El escenario era desolador. Las casas habían desaparecido; no se veían ni los carteles de señalización de las calles. Los techos más altos parecían mojones que daban alguna pista del sector del vecindario en el que nos encontrábamos. Muchos animales no habían podido escapar de la trampa mortal y ahora se los veía flotando. Eran muchos animales, muchos perros…
Laura tenía la mirada perdida. Los distintos componentes del barrio de su infancia estaban desdibujados, desfigurados. Era un cementerio de recuerdos. Se tapaba la boca con las manos, después se las llevaba a la cabeza:
–Es injusto. Más de veinticinco años… -decía sin resignación, volviendo a perder la mirada como buscando respuestas.
–Quedémonos en el barrio… Acá nos conocemos todos. La gente es buena, nos va a ayudar. Seguro que algún trabajo podés conseguir. Mi sueldo de enfermera podemos usarlo para arreglar la casa. Hasta tenemos la plaza y la escuela para la nena a pocas cuadras…
Aquellas palabras retumbaban en los oídos de Laura. Eran las de su madre, que hace cuatro años, habían logrado convencerla para que no se mudara. Y no se fue. Todo se cumplió al pie de la letra: llegó Juliana, Laura consiguió trabajo, arreglaron la casa y así transcurría la vida, intentando rasguñar pedazos de felicidad. Pero ahora, sus historias habían quedado bajo el agua.

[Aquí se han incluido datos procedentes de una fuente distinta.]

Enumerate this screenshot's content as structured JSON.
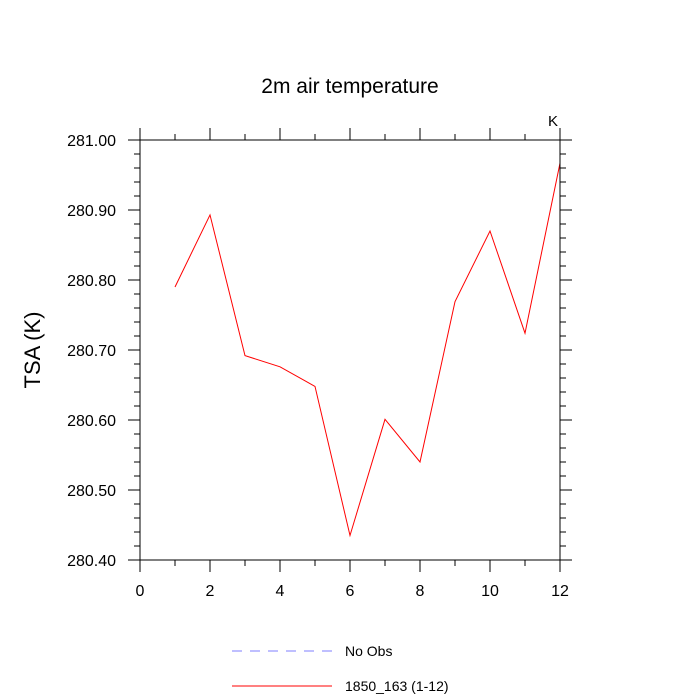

La recorrida en bote ya nos enfrentaba a las casas del vecindario que resultaban más familiares. A poco de ello, Juliana me tomó del brazo para que le prestara atención. No hablaba, no podía hablar. Su cabecita no alcanzaba a decodificar las imágenes. No me soltaba. Entonces me señaló lo que se veía de un edificio y volvió su manito al corazón, en señal de pertenencia. Había descubierto el techo, las rejas y la identificación de su escuela. Las comisuras de la boca empujaban al suelo. La tristeza la invadía y era evidente. De pronto, vio la cresta del tobogán de la plaza en la que siempre jugaba. Era lo único que sobresalía.
–Quién sabe cuándo vas a poder volver…-susurró la mamá, pero enseguida intentó retractarse- Seguro que en poco tiempo vas a ver a tus compañeros del jardín y vas a correr entre los juegos del parque…
–¿Pero voy a volver a correr con Gaspi, mamá?
–Claro…. -le contestó, y no dijo más porque otra vez un nudo le cerró la garganta.
Ya llegábamos. Estábamos a pocas cuadras de la casa de Laura, cuando Juliana se paró con tanta desesperación que hizo tambalear el bote.
–¡Allá está. Mamá, ahí está, en el techo. Es Gaspi!! Vamos, mamá, es él, buscalo!!
Las ansias habían propiciado la confusión en Juliana.
–Tranquila, no es Gaspi, pero ya lo vamos a encontrar -trató de conformarla Laura mientras la abrazaba.
Seguimos navegando. Traté de distraer la atención de la “enana”:
–¿Te da miedo el agua? -pregunté.
–Sí, pero porque le tengo miedo a los cocodrilos…. -me contestó.
Por fin en destino. Marcos amarró la canoa. Extendió un tablón entre el bote y la pared del tapial y bajamos haciendo equilibrio.
Estábamos en “techo” firme. De la carpa improvisada sobre la terraza con lonas y cartones salió Clara. Era una mujer madura, con las marcas de los duros tiempos vividos, grabadas a fuego en el rostro. Clara abrazó a su hija. En ese instante, la fortaleza que le había permitido resistir cinco días en el techo pareció hacerse añicos. La furia, el dolor, la impotencia se mezclaban en la mirada. No pudo contener el llanto y oprimió a su hija contra el pecho hasta dificultarle la respiración.
Entonces sintió que alguien se colgaba de su saco.
–Abu, ¿vos tenés a Gaspi?¿Dónde está?
–¡Mi corazón…! -fue lo único que pudo decir Clara.
La voz se le interrumpía. Estaba de rodillas y la miraba a los ojos. Juliana insistió:
–¿A dónde está?¿Lo tenés en la carpa?¿Tenía frío para dormir?
–Ya aparecerá. Las mascotas siempre esperan a sus dueños. Ya veo que en poco tiempo vas a llegar a casa quejándote de cómo te ladraba cuando entraste a la salita del jardín…
Marcos y yo volvimos al bote para reanudar el reparto de las vacunas. Laura consolaba a su madre. Y Juliana se entretenía con Javier, que había improvisado una cañita de pescar.
–Ahora te toca a vos -le decía el héroe de 17 años a nena, mientras le ayudaba a sostener el hilo que pendía sobre aquel río por el que hasta hacía cinco días habían corrido y paseado en bicicleta.